MULTITARGET_FUNCTION_WRAPPER_AVX2_SSE42(
MULTITARGET_FH(static void NO_INLINE),
vectorImpl,
MULTITARGET_FB((const ArrayA & a, ArrayC & c) /// NOLINT
{
/// Loop Op::apply is template for operation
size_t size = a.size();
for (size_t i = 0; i < size; ++i)
c[i] = Op::apply(a[i]);
}))
roundDuration optimized even better than others using special AVX2 instructions.
For AVX2 we use such optimizations a lot.
For AVX512 currently we do not apply a lot of such optimizations. It potentially could decrease performance of other system parts.

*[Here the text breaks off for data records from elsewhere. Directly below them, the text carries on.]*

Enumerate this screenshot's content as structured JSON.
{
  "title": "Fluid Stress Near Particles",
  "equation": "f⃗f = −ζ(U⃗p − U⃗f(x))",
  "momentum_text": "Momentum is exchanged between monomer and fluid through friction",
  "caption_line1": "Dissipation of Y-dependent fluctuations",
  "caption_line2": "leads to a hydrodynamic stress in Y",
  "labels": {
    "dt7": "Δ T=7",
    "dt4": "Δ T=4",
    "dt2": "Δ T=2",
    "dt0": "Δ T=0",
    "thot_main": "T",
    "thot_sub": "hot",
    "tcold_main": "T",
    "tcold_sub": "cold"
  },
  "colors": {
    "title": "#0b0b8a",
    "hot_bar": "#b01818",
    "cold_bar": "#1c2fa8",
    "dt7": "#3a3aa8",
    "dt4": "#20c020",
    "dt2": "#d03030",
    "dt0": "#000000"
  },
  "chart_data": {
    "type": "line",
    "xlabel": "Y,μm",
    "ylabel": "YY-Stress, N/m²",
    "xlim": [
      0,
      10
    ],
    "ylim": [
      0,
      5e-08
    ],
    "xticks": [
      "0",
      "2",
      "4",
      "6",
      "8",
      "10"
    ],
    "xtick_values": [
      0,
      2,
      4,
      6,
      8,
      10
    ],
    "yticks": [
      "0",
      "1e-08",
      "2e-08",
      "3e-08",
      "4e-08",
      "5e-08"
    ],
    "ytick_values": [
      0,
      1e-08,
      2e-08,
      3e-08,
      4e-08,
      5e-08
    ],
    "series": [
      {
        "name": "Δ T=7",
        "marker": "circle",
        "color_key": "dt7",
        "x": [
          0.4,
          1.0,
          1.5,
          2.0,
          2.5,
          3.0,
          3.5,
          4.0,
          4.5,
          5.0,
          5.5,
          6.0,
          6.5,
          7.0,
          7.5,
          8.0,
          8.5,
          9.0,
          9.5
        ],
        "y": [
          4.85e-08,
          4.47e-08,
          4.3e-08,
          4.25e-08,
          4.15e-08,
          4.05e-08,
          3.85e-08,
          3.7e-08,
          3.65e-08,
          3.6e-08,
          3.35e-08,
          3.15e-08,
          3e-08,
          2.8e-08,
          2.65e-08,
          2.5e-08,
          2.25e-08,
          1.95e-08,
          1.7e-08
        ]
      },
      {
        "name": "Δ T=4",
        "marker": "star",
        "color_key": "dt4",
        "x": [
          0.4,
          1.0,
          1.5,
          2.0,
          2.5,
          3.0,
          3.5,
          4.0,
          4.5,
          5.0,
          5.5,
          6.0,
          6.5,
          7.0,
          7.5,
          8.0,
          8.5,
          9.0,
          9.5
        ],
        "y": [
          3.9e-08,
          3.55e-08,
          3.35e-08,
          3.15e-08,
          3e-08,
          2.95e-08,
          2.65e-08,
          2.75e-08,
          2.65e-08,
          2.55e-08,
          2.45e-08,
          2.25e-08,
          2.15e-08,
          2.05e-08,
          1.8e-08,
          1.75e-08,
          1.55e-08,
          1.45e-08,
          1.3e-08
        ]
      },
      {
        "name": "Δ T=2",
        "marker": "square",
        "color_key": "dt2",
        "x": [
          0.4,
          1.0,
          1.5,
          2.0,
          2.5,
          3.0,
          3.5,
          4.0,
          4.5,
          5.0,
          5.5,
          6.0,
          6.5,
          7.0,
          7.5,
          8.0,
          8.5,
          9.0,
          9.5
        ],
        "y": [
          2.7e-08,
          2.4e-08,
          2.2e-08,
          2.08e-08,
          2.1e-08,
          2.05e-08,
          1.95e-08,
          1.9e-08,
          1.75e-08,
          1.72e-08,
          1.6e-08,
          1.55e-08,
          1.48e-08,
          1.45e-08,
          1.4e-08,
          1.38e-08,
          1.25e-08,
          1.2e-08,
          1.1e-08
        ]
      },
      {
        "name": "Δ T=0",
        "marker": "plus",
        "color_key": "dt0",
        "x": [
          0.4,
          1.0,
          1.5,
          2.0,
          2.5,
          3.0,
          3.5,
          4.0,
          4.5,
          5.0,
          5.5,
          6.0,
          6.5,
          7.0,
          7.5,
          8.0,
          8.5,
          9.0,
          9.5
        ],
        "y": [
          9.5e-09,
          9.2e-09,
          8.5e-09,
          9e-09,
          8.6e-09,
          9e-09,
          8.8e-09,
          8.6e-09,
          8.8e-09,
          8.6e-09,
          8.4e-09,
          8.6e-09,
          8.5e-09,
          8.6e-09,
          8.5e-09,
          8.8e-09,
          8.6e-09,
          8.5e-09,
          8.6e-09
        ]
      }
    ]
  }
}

Latest Intel processors like Rocket Lake and Ice Lake fix this issue. We can detect such processors in runtime and then use optimizations.
https://stackoverflow.com/questions/56852812/simd-instructions-lowering-cpu-frequency
We have AVX, AVX2, AVX512 pull requests that periodically build ClickHouse to check if there are some places to improve.
https://github.com/ClickHouse/ClickHouse/pull/34071
1. CI/CD infrastructure, especially performance tests, must be the core component of a high performance system.
2. Without deep introspection it is hard to investigate issues with performance.
3. For high performance systems interfaces must be determined by algorithms.
4. Add specializations for special cases.
5. Tune your performance using low-level techniques (Data layout, JIT compilation, Dynamic Dispatch).